As the ZSON data model supports first-class types and because the ZNG design goals require that value serializations cannot change across type contexts, type values must be encoded in a fashion that is independent of the type context. Thus, a serialized type value encodes the entire type in a canonical form according to the recursive definition in this section.

The type value of a primitive type (include type type) is its primitive ID, serialized as a single byte.

The type value of a complex type is serialized recursively according to the complex type it represents as described below.

4.1 Record Type Value

A record type value has the form:

---------------------------------------------------
|30|<ncolumns>|<name1><typeval><name2><typeval>...|
---------------------------------------------------

where <ncolumns> is the number of columns in the record encoded as a uvarint, <name1> etc. are the field names encoded as in the record typedef, and each <typeval> is a recursive encoding of a type value.

4.2 Array Type Value

An array type value has the form:

--------------
|31|<typeval>|
--------------

where <typeval> is a recursive encoding of a type value.

4.3 Set Type Value

An set type value has the form:

--------------
|32|<typeval>|
--------------

where <typeval> is a recursive encoding of a type value.

4.4 Map Type Value

A map type value has the form:

--------------------------
|33|<key-type>|<val-type>|
--------------------------

where <key-type> and <val-type> are recursive encodings of type values.

4.5 Union Type Value

A union type value has the form:

-----------------------------------
|34|<ntypes>|<typeval><typeval>...|
-----------------------------------

where <ntypes> is the number of types in the union encoded as a uvarint and each <typeval> is a recursive definition of a type value.

4.6 Enum Type Value

An enum type value has the form:

------------------------------
|35|<nelem>|<name1><name2>...|
------------------------------

where <nelem> and each symbol name is encoded as in an enum typedef.

4.7 Error Type Value

An error type value has the form:

-----------
|36|<type>|
-----------

where <type> is the type value of the error.

4.8 Named Type Type Value

A named type type value may appear either as a definition or a reference. When a named type is referenced, it must have been previously defined in the type value in accordance with a left-to-right depth-first-search (DFS) traversal of the type.
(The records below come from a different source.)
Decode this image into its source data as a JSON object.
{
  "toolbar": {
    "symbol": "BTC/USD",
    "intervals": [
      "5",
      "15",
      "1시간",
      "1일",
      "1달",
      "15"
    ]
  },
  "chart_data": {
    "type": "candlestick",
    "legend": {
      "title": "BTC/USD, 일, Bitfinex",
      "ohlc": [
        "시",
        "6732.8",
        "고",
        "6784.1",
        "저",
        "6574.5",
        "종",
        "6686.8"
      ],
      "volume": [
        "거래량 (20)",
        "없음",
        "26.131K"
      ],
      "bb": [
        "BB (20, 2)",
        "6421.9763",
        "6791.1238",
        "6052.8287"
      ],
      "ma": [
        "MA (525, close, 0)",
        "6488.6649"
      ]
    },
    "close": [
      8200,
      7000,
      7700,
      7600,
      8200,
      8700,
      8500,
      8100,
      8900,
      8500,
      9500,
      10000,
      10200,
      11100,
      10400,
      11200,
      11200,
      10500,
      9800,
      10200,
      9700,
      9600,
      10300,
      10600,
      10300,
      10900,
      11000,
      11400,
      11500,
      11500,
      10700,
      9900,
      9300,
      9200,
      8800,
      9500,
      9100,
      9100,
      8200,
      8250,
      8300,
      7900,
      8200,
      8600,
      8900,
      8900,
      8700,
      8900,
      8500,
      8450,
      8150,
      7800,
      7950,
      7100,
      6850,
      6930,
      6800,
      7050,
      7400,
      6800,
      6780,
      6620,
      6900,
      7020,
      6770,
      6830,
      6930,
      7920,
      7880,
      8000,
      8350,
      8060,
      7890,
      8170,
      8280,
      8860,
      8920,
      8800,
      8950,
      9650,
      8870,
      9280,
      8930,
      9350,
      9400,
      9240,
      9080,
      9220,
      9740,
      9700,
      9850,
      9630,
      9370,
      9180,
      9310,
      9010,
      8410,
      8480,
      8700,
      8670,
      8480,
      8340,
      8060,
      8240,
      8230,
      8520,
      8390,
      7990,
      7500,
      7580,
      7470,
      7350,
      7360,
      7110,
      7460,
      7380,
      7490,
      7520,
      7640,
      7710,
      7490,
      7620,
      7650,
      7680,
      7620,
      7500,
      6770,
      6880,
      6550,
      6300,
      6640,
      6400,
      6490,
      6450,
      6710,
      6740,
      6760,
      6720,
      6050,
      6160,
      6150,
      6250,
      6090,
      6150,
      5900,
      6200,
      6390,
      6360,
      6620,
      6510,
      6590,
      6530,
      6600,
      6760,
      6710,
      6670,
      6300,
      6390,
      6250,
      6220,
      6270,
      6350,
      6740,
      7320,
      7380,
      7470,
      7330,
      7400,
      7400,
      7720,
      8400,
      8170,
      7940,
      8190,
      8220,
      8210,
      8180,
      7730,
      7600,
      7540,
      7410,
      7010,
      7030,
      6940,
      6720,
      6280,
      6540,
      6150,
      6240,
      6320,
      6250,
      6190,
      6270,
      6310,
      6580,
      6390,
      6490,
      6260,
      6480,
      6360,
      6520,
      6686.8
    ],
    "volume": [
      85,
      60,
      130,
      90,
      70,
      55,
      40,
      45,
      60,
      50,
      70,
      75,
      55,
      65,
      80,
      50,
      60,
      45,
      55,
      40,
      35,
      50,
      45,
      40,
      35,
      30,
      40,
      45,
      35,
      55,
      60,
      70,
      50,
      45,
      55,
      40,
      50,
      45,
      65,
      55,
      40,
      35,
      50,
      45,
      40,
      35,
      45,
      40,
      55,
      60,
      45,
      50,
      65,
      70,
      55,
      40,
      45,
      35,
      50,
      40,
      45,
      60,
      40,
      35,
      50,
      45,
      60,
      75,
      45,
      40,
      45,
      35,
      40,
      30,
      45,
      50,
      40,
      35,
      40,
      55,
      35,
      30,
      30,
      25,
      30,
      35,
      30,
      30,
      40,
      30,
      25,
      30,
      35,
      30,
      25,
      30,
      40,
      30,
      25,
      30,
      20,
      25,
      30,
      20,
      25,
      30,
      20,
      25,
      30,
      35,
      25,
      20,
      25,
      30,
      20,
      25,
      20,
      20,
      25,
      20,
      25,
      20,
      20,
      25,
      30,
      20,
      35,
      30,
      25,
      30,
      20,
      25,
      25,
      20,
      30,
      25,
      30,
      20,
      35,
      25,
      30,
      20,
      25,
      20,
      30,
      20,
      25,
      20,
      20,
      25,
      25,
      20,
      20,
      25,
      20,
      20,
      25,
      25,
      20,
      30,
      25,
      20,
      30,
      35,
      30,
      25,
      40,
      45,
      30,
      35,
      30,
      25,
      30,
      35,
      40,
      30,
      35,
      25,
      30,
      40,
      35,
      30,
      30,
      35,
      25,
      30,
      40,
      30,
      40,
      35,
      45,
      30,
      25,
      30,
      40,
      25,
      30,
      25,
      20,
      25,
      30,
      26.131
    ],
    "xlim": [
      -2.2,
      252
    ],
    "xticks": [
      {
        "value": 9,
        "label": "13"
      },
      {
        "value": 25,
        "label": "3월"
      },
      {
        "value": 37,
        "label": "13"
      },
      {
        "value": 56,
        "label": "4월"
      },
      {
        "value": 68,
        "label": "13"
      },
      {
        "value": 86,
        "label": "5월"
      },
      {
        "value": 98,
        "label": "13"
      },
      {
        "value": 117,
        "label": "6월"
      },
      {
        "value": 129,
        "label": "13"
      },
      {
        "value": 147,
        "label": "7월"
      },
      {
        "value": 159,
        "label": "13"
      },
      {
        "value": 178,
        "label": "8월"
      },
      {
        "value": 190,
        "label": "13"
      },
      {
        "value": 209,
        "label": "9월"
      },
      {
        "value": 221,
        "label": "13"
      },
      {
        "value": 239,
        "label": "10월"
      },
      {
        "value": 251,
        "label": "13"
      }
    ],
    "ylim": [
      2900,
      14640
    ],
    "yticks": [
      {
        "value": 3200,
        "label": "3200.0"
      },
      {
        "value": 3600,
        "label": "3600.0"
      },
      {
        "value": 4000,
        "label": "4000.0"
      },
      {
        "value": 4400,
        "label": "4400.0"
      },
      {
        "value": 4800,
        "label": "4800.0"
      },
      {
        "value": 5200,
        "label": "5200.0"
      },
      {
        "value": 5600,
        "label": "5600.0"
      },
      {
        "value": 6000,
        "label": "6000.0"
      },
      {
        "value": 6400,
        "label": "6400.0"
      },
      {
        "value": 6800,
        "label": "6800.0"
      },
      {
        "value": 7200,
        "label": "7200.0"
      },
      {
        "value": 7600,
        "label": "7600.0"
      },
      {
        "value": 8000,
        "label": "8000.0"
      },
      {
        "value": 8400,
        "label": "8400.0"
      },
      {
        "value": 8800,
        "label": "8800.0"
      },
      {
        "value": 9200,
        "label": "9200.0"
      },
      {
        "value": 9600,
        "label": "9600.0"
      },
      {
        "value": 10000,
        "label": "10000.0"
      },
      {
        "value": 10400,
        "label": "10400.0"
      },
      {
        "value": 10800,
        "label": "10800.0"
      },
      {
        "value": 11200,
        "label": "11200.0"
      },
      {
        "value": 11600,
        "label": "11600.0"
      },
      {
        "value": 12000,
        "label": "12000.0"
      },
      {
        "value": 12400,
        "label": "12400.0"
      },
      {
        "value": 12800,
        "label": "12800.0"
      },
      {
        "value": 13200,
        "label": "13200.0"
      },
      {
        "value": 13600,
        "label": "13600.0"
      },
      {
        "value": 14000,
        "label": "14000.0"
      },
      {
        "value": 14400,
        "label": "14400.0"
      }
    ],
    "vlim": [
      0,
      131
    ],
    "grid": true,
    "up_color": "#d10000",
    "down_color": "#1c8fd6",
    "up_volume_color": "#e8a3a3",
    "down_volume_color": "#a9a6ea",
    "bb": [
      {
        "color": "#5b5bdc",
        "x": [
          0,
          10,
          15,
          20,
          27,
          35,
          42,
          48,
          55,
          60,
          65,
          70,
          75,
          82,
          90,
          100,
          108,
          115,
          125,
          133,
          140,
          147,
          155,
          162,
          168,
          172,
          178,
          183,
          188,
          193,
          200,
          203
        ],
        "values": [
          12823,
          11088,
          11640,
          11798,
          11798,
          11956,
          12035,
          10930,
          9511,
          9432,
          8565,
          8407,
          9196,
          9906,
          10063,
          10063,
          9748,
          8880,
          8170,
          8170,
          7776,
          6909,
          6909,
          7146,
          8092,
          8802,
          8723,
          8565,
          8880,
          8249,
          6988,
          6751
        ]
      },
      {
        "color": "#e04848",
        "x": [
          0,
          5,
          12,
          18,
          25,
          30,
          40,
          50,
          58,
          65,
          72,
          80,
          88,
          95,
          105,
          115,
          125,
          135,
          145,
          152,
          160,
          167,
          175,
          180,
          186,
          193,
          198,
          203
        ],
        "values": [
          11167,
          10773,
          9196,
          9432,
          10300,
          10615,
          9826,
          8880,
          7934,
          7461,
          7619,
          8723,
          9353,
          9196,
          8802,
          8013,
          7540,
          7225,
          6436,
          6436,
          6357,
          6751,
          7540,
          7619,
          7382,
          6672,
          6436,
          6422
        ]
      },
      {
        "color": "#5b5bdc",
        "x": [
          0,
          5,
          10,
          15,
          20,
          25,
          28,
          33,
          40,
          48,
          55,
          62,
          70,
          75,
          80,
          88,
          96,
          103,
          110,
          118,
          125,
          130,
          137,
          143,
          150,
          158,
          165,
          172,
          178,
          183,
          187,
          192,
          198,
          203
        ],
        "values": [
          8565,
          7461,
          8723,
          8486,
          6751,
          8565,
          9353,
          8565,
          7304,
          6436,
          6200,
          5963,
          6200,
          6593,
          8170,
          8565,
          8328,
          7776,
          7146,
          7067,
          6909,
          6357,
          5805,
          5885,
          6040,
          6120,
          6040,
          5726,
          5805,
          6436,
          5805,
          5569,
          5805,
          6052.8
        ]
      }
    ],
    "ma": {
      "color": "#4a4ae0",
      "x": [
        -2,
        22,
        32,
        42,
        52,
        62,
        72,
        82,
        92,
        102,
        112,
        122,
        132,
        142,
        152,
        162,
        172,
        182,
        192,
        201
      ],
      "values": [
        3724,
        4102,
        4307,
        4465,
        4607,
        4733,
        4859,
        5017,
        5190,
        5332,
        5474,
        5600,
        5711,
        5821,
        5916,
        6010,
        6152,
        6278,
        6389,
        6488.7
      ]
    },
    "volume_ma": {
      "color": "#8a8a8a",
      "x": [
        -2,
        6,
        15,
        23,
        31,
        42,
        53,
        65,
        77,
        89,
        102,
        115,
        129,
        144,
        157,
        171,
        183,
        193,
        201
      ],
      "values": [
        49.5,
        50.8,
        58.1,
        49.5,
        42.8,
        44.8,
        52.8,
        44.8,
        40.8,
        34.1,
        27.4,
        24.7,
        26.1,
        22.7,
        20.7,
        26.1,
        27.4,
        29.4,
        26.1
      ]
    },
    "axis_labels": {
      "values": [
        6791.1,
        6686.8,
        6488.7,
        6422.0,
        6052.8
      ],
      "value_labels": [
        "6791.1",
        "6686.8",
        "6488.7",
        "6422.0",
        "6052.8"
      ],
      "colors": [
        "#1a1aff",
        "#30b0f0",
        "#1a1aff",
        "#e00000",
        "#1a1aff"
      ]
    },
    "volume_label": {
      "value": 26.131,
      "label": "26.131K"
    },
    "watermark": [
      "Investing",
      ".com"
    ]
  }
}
A named type definition has the form:

--------------------
|37|<name><typeval>|
--------------------

where <name> is encoded as in an named type typedef and <typeval> is a recursive encoding of a type value. This creates a binding between the given name and the indicated type value only within the scope of the encoded value and does not affect the type context. This binding may be changed by another named type definition of the same name in the same type value according to the DFS order.

An named type reference has the form:

-----------
|38|<name>|
-----------

It is an error for an named type reference to appear in a type value with a name that has not been previously defined according to the DFS order.